Potestas (Legal Power/Authority) → The Executive Team
Potestas in Roman terms referred to the legal and official authority to enact decisions, usually within specific boundaries. In a corporate leadership structure, this translates well to the executive team. Executives have the formal authority to manage their respective domains (e.g., finance, operations, marketing, etc.), making decisions within their areas of expertise. Their power is more focused and operational compared to the broader authority of the board or the influence of the CEO. They execute day-to-day activities, ensure the company's functional success, and implement the CEO's vision.
This structure highlights the balance of power, influence, and operational control within a modern corporate leadership setting, mirroring how ancient Rome functioned under these distinct forms of authority.
Every Organization is Unique
Think about it: The Imperium (the Board) selects the Autoritas (the CEO) who checks all the boxes - a polished Ivy League education, big consulting experience, impressive leadership stints across various industries. But then, despite all the right ingredients, something feels off. The strategic leadership decisions are slow, the cultural fit seems shaky, and the promised turnaround is nowhere to be found - ouch!
This is where most Boards drop the ball. Too many Boards are blinded by shiny résumés and don't dig deep enough into whether a candidate truly understands the nuances of the business they are about to lead. They assume that because a CEO succeeded in another company, they will do the same here. But leadership doesn’t travel well if it doesn’t adapt.

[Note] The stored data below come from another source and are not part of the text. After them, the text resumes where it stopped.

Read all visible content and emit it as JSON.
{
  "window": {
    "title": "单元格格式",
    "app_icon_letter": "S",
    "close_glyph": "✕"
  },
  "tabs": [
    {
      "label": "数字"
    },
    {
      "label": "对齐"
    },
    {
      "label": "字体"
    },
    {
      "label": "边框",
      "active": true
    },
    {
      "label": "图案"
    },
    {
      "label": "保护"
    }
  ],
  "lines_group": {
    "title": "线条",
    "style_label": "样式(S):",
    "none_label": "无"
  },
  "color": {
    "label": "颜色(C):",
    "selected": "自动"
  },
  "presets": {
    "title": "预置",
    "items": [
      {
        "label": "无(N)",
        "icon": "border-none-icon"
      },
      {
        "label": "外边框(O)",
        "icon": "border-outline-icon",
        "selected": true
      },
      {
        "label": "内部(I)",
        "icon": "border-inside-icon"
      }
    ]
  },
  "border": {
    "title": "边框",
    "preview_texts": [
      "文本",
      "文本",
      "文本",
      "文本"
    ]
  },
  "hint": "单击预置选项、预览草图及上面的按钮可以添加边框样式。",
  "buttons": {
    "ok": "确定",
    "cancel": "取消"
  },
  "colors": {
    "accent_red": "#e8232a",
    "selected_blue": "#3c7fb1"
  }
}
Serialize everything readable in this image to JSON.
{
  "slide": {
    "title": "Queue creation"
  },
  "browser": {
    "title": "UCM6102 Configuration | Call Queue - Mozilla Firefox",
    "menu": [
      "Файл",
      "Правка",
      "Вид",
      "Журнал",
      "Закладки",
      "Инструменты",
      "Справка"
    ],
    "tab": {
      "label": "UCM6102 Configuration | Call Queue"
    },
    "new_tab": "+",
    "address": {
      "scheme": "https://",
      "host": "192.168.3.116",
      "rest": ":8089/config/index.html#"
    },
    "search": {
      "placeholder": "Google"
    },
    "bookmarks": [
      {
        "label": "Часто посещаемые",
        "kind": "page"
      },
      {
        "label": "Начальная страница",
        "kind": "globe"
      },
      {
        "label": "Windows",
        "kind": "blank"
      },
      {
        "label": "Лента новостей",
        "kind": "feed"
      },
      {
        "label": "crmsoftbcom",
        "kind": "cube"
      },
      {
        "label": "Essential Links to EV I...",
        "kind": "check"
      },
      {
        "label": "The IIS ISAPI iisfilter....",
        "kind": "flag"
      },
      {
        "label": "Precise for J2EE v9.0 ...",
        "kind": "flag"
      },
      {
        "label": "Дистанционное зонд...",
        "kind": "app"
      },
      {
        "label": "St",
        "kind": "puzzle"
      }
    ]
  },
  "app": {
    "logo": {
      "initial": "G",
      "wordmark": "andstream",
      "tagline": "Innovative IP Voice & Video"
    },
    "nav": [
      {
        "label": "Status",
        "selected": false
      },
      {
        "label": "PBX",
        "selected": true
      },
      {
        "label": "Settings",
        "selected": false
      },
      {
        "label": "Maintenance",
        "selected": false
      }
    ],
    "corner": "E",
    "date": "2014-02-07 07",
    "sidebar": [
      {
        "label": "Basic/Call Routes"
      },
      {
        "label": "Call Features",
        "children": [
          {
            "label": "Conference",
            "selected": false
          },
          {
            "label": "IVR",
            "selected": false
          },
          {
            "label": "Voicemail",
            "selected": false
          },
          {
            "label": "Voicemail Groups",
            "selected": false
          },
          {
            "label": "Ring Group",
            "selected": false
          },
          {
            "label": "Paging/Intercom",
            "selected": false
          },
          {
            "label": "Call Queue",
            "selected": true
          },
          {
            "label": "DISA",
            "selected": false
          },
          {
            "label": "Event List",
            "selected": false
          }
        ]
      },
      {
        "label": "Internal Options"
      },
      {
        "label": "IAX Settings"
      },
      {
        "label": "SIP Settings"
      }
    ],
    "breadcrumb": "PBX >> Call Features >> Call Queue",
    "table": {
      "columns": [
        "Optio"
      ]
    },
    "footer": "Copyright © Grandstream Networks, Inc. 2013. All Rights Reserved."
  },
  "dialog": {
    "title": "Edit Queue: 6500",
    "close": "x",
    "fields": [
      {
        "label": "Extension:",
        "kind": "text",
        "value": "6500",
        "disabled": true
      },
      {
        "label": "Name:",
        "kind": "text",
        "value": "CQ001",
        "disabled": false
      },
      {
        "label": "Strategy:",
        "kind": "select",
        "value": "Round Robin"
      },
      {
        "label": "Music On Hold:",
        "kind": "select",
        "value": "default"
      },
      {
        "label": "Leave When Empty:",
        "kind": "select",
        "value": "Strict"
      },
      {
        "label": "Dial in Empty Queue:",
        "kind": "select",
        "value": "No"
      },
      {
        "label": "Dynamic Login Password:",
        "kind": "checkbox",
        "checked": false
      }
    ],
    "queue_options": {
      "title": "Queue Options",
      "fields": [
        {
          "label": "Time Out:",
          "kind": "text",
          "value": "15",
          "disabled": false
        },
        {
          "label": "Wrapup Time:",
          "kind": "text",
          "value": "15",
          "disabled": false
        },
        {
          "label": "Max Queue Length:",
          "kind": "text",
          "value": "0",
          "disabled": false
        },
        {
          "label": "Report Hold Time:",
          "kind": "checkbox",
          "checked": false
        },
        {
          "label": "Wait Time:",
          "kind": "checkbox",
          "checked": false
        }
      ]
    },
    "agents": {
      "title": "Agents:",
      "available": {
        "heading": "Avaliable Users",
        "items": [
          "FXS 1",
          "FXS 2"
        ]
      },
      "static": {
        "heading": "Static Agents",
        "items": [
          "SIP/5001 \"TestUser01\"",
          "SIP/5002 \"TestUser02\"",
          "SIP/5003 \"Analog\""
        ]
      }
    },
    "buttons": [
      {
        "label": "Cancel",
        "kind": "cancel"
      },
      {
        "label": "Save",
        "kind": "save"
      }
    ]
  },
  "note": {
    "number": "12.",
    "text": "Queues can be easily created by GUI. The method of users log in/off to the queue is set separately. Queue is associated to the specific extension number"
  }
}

Companies are ecosystems with unique cultures, histories, habits, routines, processes, systems, and market positions as well as beliefs. What works for one company may not necessarily work for another, even if they operate in the same industry. CEOs must adapt to these specific organizational dynamics. The biggest fear of a Board should be “prepackaging” a CEO who may struggle to align with the values and culture of the company they are leading - there is no cookie-cutter approach, and the biggest loser in this forced and unnatural exercise is simply the business.
Here’s the catch: credentials don’t guarantee alignment with a company’s culture, values, or mission. And that’s the real issue.
An obvious one that is worth remembering: past performance is no guarantee of future results.
Why "Prepackaged" CEOs Are Dangerous: CEO in a Box
There’s a certain arrogance in thinking you can pick up a CEO from Company A and plop them into Company B without considering the differences between the two. It's like taking an expert swimmer out of the pool and expecting them to win a race in the ocean. Sure, they know how to swim, but the environment is entirely different. New currents, new challenges, new risks.
The Result? Please, see below 🫢
Why? Because leadership isn’t about fitting into a pre-determined mold; it’s about adapting to the very specific ecosystem you are leading. You can’t force-fit leadership. The CEO may be brilliant, but if they can't translate their Auctoritas - remember: their ability to influence and lead - into the language and culture of the company, they are destined to fail.
Successful CEOs don't come with a one-size-fits-all manual. Instead, they are adaptable leaders who tailor their strategies to fit the company's needs, stakeholders, and market conditions. Trying to replicate a leadership style or strategic leadership playbook from one company to another ignores the depth of understanding required to steer an organization effectively.
The best leaders are those who can blend their expertise with a deep understanding of the company’s unique culture, challenges, and opportunities.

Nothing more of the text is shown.